Imagine a system consisting of 2 components in series with the same following parameters:
mtbf = 1000 h
mttr = 5 h

Knowing that A = mtbf / ( mtbf + mttr ), we have :
A1 = A2 = 1000/ (1000+5) = 0,995024876

Because they are in series A system = A1 * A2
and then A system = 0,990074503

However I decided to calculate the equivalent mtbf and mttr of the system :

lambda system = lambda 1 + lambda 2 (in series)
mtbf system = 1 / lambda system,
and then mtbf system = 500 h

mttr system = [mttr1 * lambda 1 + mttr2 * lambda 2] / [lambda 1 +lambda 2]
and then mttr system = 5 which looks quite consistent.

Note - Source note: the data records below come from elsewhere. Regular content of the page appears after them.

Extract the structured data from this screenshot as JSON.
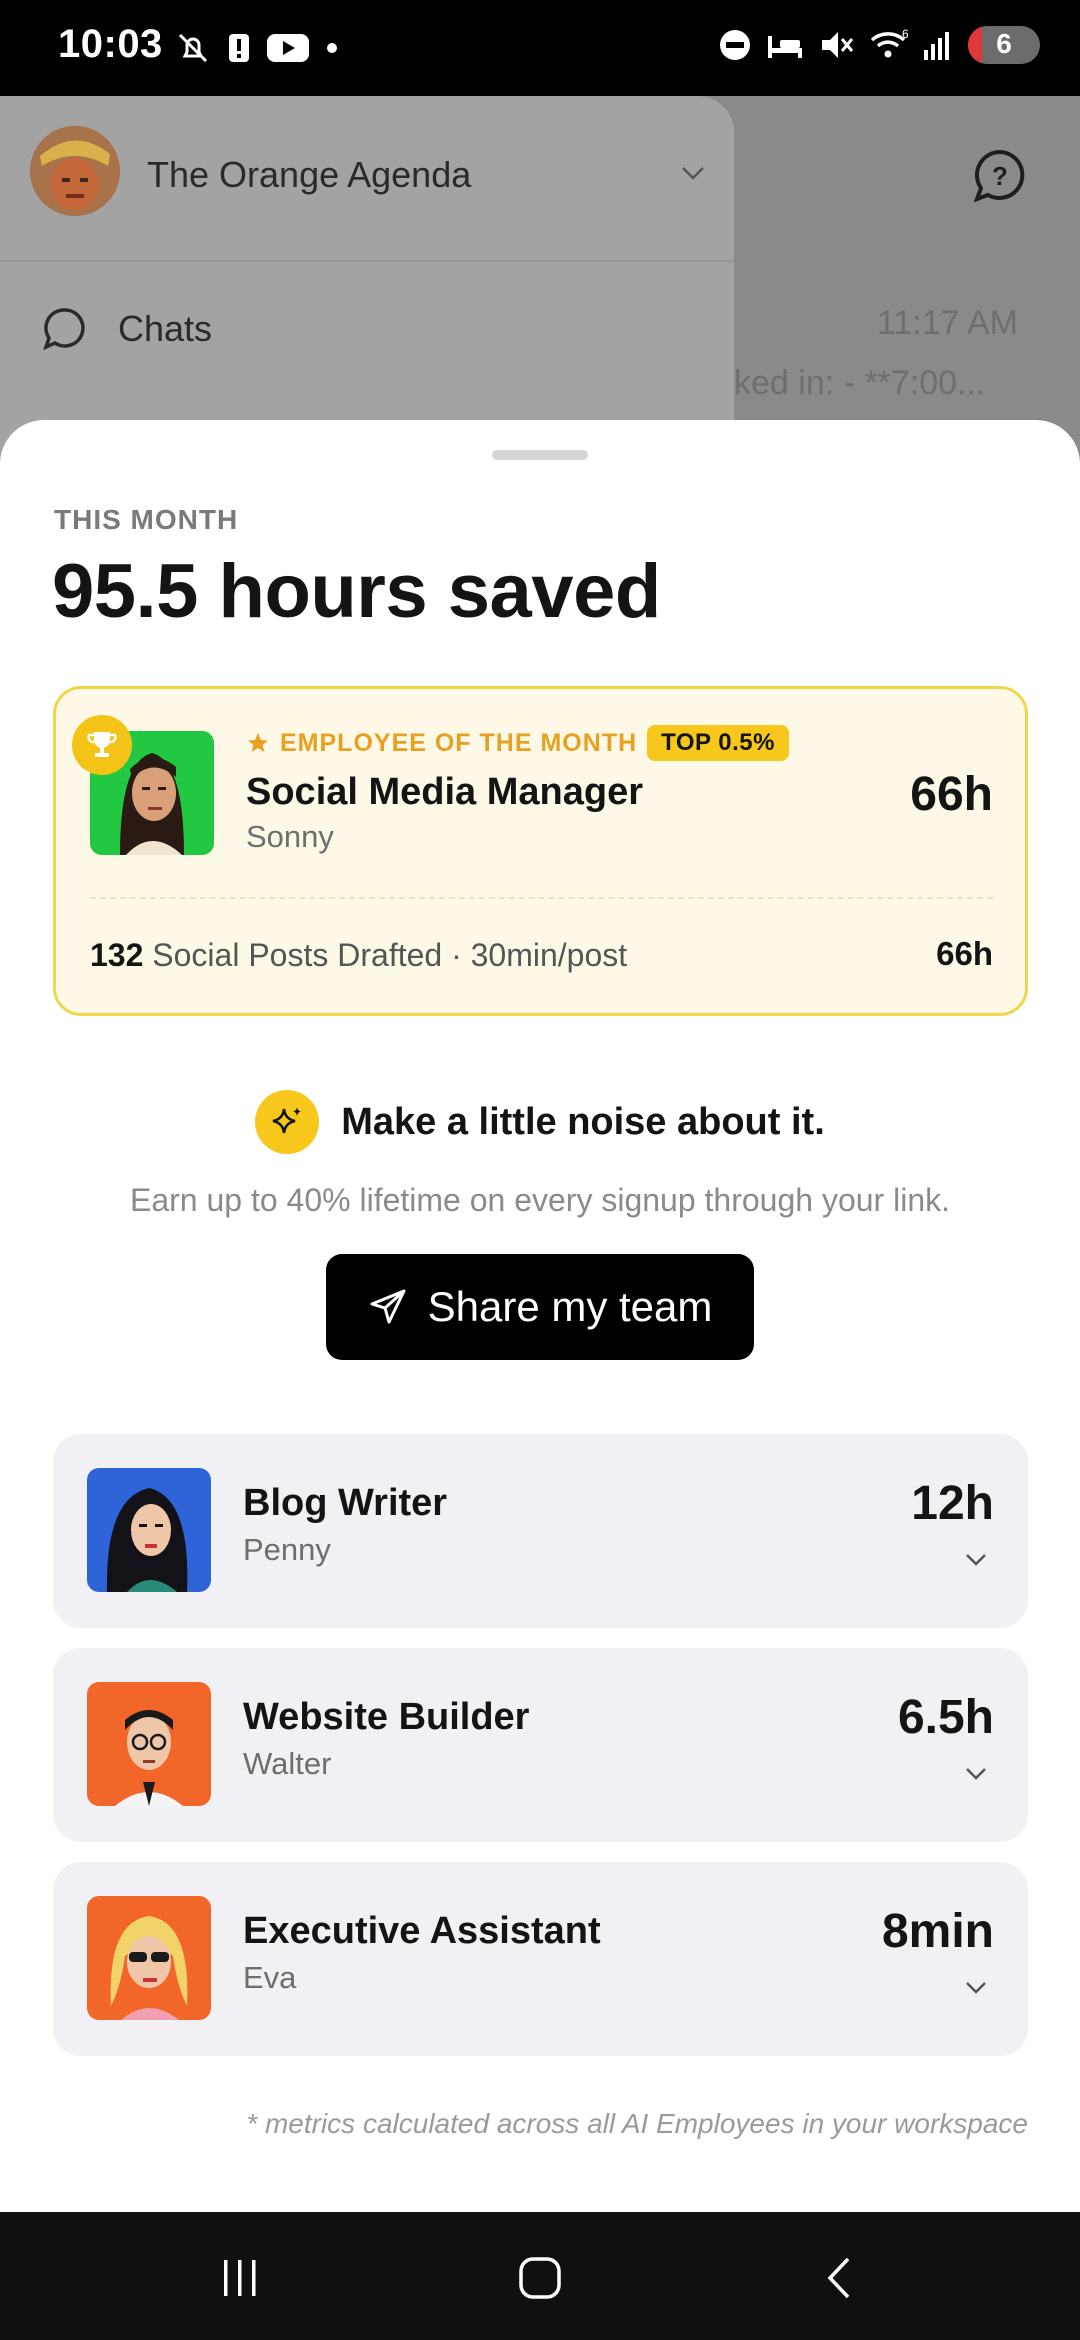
{
  "status_bar": {
    "time": "10:03",
    "battery_level": "6"
  },
  "background_app": {
    "workspace_name": "The Orange Agenda",
    "chats_label": "Chats",
    "chat_time": "11:17 AM",
    "chat_preview": "ked in: - **7:00..."
  },
  "sheet": {
    "eyebrow": "THIS MONTH",
    "headline": "95.5 hours saved",
    "employee_of_month": {
      "label": "EMPLOYEE OF THE MONTH",
      "top_badge": "TOP 0.5%",
      "role": "Social Media Manager",
      "name": "Sonny",
      "hours": "66h",
      "metric_count": "132",
      "metric_text": "Social Posts Drafted · 30min/post",
      "metric_hours": "66h"
    },
    "share": {
      "title": "Make a little noise about it.",
      "subtitle": "Earn up to 40% lifetime on every signup through your link.",
      "button_label": "Share my team"
    },
    "employees": [
      {
        "role": "Blog Writer",
        "name": "Penny",
        "hours": "12h"
      },
      {
        "role": "Website Builder",
        "name": "Walter",
        "hours": "6.5h"
      },
      {
        "role": "Executive Assistant",
        "name": "Eva",
        "hours": "8min"
      }
    ],
    "footnote": "* metrics calculated across all AI Employees in your workspace"
  },
  "colors": {
    "accent_yellow": "#f7c81b",
    "eom_background": "#fef9e6",
    "eom_border": "#f1d64a",
    "eom_label": "#e8a020"
  },
  "icons": {
    "status_left": [
      "notifications-off-icon",
      "alert-icon",
      "youtube-icon",
      "dot-icon"
    ],
    "status_right": [
      "dnd-icon",
      "sleep-icon",
      "mute-icon",
      "wifi-icon",
      "signal-icon",
      "battery-icon"
    ],
    "nav": [
      "recents-icon",
      "home-icon",
      "back-icon"
    ]
  }
}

The problem appears when I tried to calculate Asystem with the previous system parameters :

A system = mtbf sys / (mtbf sys+ mttr sys)
A system = 500/505 = 0,99009901

This result is not consistent with the previous one computed with A1 and A2 ....

Did I miss something ?

Any help would be really appreciated!!!

Mathieu

### RE: Availability calculation for a series model

Are you in need of 8 to 9th place precision?  Your results start deviating after the 5th place.  Depending upon what you used for calculation, this could be rounding or truncation rules within the processor or program acting on subtotal results.

Regards,

### RE: Availability calculation for a series model

It's the 5th decimal place, and it's definitely not a rounding problem.

You can show that the second calculation is effectively:

A = (MTBF/2)/[(MTBF/2)+MTTR] = MTBF/(MTBF+2MTTR)

likewise, you can reformat the first calcuation to be:

A = MTBF/[MTBF+2MTTR+(MTTR2/MTBF)]

Mathematically, the two calculations are not identical, so they should not result in the same value.

My take on it is that the series availability approach is a shortcut approximation, given that the extra term is usually too small to be of consequence.  The "correct" approach is to redo the failure rate and calculate the new availability from scratch.

Obviously, in a complicated system, there is great desire to simply multiply availabitilies that have already been calculated, rather than cranking the calculation from scratch.

### RE: Availability calculation for a series model

(OP)

First, even if the difference between both of the results is not so big, I will have thousands of blocks to integrate in order for me to model the system. So I need to know which one is the exact result....

From a probabilistic approach, saying that A sys = product of Availabilities doesn't appear to be wrong, since event are independents. we have P(A.B)=P(A) x P(B) when A and B independent.

Besides that, I began to develop tool in vb like a RBD tooling able to compute different kind of configuration (series , k ouf n, active standby, with repair or without, etc) based on markov chain.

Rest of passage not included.